Hierarchical Porosities Strategy to Enhance the Absorbing Performance of Graphene Aerogels

Graphene aerogels ha shown fabulous capability in microwave absorption (MA) because of their high surface area, low density, and great chemical stability. To fully exploit its MA capability, the microstructural regulation of graphene aerogels should be carefully studied. Herein, 3D holey-reduced graphene aerogels (3D-HGAs) with hierarchical porosity structures composed of nanopores in the plane of graphene oxide (GO) sheets and macropores in aerogel for high-performance absorbing materials are prepared. The efficient absorption bandwidth (EAB) of 3D-HGA can reach 7.1 GHz and the minimum reflection loss is -36.4 dB, showing a significant increase contrasted with 3D-reduced GO aerogels (3D-RGA). Hierarchical porosity, interfacial polarization, multiple reflections, and matched impedance are all benefits of promoting MA performance.

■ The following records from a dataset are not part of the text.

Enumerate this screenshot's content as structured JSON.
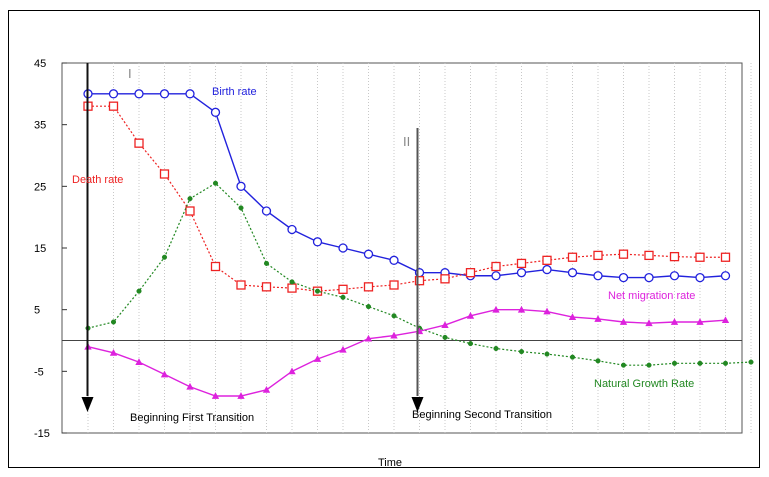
{
  "chart_data": {
    "type": "line",
    "title": "",
    "xlabel": "Time",
    "ylabel": "",
    "ylim": [
      -15,
      45
    ],
    "yticks": [
      -15,
      -5,
      5,
      15,
      25,
      35,
      45
    ],
    "ytick_labels": [
      "-15",
      "-5",
      "5",
      "15",
      "25",
      "35",
      "45"
    ],
    "x": [
      1,
      2,
      3,
      4,
      5,
      6,
      7,
      8,
      9,
      10,
      11,
      12,
      13,
      14,
      15,
      16,
      17,
      18,
      19,
      20,
      21,
      22,
      23,
      24,
      25,
      26,
      27
    ],
    "grid": true,
    "series": [
      {
        "name": "Birth rate",
        "color": "#2222dd",
        "marker": "circle",
        "linestyle": "solid",
        "values": [
          40,
          40,
          40,
          40,
          40,
          37,
          25,
          21,
          18,
          16,
          15,
          14,
          13,
          11,
          11,
          10.5,
          10.5,
          11,
          11.5,
          11,
          10.5,
          10.2,
          10.2,
          10.5,
          10.2,
          10.5,
          null
        ]
      },
      {
        "name": "Death rate",
        "color": "#ee2222",
        "marker": "square",
        "linestyle": "dotted",
        "values": [
          38,
          38,
          32,
          27,
          21,
          12,
          9,
          8.7,
          8.5,
          8,
          8.3,
          8.7,
          9,
          9.7,
          10,
          11,
          12,
          12.5,
          13,
          13.5,
          13.8,
          14,
          13.8,
          13.6,
          13.5,
          13.5,
          null
        ]
      },
      {
        "name": "Natural Growth Rate",
        "color": "#228822",
        "marker": "dot",
        "linestyle": "dotted",
        "values": [
          2,
          3,
          8,
          13.5,
          23,
          25.5,
          21.5,
          12.5,
          9.5,
          8,
          7,
          5.5,
          4,
          2,
          0.5,
          -0.5,
          -1.3,
          -1.8,
          -2.2,
          -2.7,
          -3.3,
          -4,
          -4,
          -3.7,
          -3.7,
          -3.7,
          -3.5
        ]
      },
      {
        "name": "Net migration rate",
        "color": "#dd22dd",
        "marker": "triangle",
        "linestyle": "solid",
        "values": [
          -1,
          -2,
          -3.5,
          -5.5,
          -7.5,
          -9,
          -9,
          -8,
          -5,
          -3,
          -1.5,
          0.3,
          0.8,
          1.5,
          2.5,
          4,
          5,
          5,
          4.7,
          3.8,
          3.5,
          3,
          2.8,
          3,
          3,
          3.3,
          null
        ]
      }
    ],
    "annotations": [
      {
        "text": "Birth rate",
        "color": "#2222dd"
      },
      {
        "text": "Death rate",
        "color": "#ee2222"
      },
      {
        "text": "Net migration rate",
        "color": "#dd22dd"
      },
      {
        "text": "Natural Growth Rate",
        "color": "#228822"
      },
      {
        "text": "Beginning First Transition",
        "color": "#000000"
      },
      {
        "text": "Beginning Second Transition",
        "color": "#000000"
      },
      {
        "text": "I",
        "color": "#888888"
      },
      {
        "text": "II",
        "color": "#888888"
      }
    ],
    "transitions": [
      {
        "x": 2,
        "label": "Beginning First Transition",
        "roman": "I"
      },
      {
        "x": 14,
        "label": "Beginning Second Transition",
        "roman": "II"
      }
    ]
  }
}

Consequently, the low filling content, low density, and special hierarchical porosity inspire the design of high-performance radar absorption materials.

Automated summary

Graphene aerogels with hierarchical porosity structures composed of nanopores in the plane of graphene oxide sheets and macropores in aerogel have shown high-performance microwave absorption capability. The efficient absorption bandwidth can reach 7.1 GHz and the minimum reflection loss is -36.4 dB. The hierarchical porosity, interfacial polarization, multiple reflections, and matched impedance contribute to the improved microwave absorption performance. Therefore, the design of high-performance radar absorption materials inspired by low filling content, low density, and special hierarchical porosity is feasible.